Currently, up to 100,000 horses per year are shipped to their terrifying deaths at slaughterhouses in Canada and Mexico. While it does not do anything to address these horses' cruel and unnecessary deaths, the Slaughter Horse Transport Program, also run by the USDA/APHIS, exists to ensure that horses bound for slaughter are treated humanely during transport.

An amendment would designate $750,000 in funding for the USDA's Office of Inspector General to enforce the Horse Protection Act through funding of the Horse Protection Program and also direct funds to the Slaughter Horse Transport Program.
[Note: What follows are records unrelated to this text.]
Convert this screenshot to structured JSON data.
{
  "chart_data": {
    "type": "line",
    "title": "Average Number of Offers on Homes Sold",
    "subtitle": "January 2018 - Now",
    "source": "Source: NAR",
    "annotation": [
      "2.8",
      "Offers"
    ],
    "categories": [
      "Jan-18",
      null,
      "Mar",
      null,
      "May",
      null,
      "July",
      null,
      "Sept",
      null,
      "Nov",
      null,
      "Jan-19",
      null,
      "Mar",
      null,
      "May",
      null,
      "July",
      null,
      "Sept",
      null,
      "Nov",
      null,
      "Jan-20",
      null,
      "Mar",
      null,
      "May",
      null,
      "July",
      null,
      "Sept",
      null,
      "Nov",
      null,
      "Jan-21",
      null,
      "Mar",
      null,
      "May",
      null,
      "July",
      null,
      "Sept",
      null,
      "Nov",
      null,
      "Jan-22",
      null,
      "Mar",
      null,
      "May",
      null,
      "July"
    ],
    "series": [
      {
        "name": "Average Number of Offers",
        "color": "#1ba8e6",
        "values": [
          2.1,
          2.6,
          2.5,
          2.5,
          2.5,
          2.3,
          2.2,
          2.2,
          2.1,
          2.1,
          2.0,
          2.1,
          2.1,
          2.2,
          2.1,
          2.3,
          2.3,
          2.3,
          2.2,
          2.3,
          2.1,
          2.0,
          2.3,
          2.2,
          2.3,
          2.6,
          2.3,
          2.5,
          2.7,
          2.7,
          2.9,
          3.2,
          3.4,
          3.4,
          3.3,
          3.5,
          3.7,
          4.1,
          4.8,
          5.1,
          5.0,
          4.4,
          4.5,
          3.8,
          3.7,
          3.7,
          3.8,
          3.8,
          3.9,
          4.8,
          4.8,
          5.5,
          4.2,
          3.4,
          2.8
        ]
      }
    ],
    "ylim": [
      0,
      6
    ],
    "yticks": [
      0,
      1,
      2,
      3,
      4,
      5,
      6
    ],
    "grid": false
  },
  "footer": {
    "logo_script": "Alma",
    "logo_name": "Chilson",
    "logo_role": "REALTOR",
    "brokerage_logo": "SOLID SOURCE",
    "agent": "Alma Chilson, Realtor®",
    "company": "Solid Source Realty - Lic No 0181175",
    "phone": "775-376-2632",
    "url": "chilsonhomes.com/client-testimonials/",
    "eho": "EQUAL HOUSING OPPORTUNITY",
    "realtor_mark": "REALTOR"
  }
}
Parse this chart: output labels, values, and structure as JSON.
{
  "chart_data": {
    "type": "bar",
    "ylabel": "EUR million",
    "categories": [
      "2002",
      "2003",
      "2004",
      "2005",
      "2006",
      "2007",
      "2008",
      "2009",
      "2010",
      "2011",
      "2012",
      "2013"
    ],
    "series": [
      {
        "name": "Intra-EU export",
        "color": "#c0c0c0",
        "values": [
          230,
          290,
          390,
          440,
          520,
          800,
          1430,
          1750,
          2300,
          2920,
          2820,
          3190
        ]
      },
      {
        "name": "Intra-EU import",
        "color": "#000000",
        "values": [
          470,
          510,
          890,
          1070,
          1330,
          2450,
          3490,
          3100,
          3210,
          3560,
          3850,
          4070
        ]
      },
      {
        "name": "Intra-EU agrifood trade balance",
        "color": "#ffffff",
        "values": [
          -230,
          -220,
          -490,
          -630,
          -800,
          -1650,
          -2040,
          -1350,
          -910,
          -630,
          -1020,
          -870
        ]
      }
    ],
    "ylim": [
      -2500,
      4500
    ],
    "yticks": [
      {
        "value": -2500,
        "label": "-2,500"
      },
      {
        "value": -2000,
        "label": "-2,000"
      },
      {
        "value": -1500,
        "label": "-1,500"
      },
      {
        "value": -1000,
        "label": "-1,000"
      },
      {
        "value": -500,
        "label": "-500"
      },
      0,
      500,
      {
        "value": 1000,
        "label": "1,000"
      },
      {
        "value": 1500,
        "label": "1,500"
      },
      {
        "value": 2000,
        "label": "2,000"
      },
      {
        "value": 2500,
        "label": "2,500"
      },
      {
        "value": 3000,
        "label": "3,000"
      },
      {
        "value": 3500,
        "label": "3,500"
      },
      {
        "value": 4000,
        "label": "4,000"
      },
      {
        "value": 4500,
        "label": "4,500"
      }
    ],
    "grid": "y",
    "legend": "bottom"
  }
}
H.R. 7617 is the second package of appropriations bills, which also includes much-need provisions and amendments for animals:

 

RESEARCH FUNDING FOR NORTH ATLANTIC RIGHT WHALES

An amendment included within H.R. 7617 provides an additional $1.5 million in funding for the research and monitoring of endangered North Atlantic right whales. With only approximately 400 North Atlantic right whales remaining, additional funding to study this rare species is desperately needed. 

 

RETIRING CHIMPANZEES TO SANCTUARIES 

A committee report directs the National Institutes of Health to transfer approximately 40 chimpanzees retired from use in biomedical research who are being held at the Alamogordo Primate Facility in New Mexico, as well as those held at two other research centers, to a sanctuary. Under this provision, the chimpanzees would be relocated to Chimp Haven, a federally-funded sanctuary in Louisiana. After years of torment, these animals deserve to live out the remainder of their lives in peace.

 

WILDLIFE CONSERVATION FUNDING SOURCES

At no cost to U.S. taxpayers, the sale of the Save Vanishing Species first-class stamp has raised nearly $6 million for the conservation of elephants, tigers, sea turtles, rhinos, and great apes. 50 million stamps remain in stock, yet they will not be sold past 2020 unless an extension is approved. The House has already passed legislation to continue selling the stamps, however, the Senate has not taken action. HR 7617 includes language to permanently extend sales of the remaining stamps to raise funds for wildlife conservation efforts.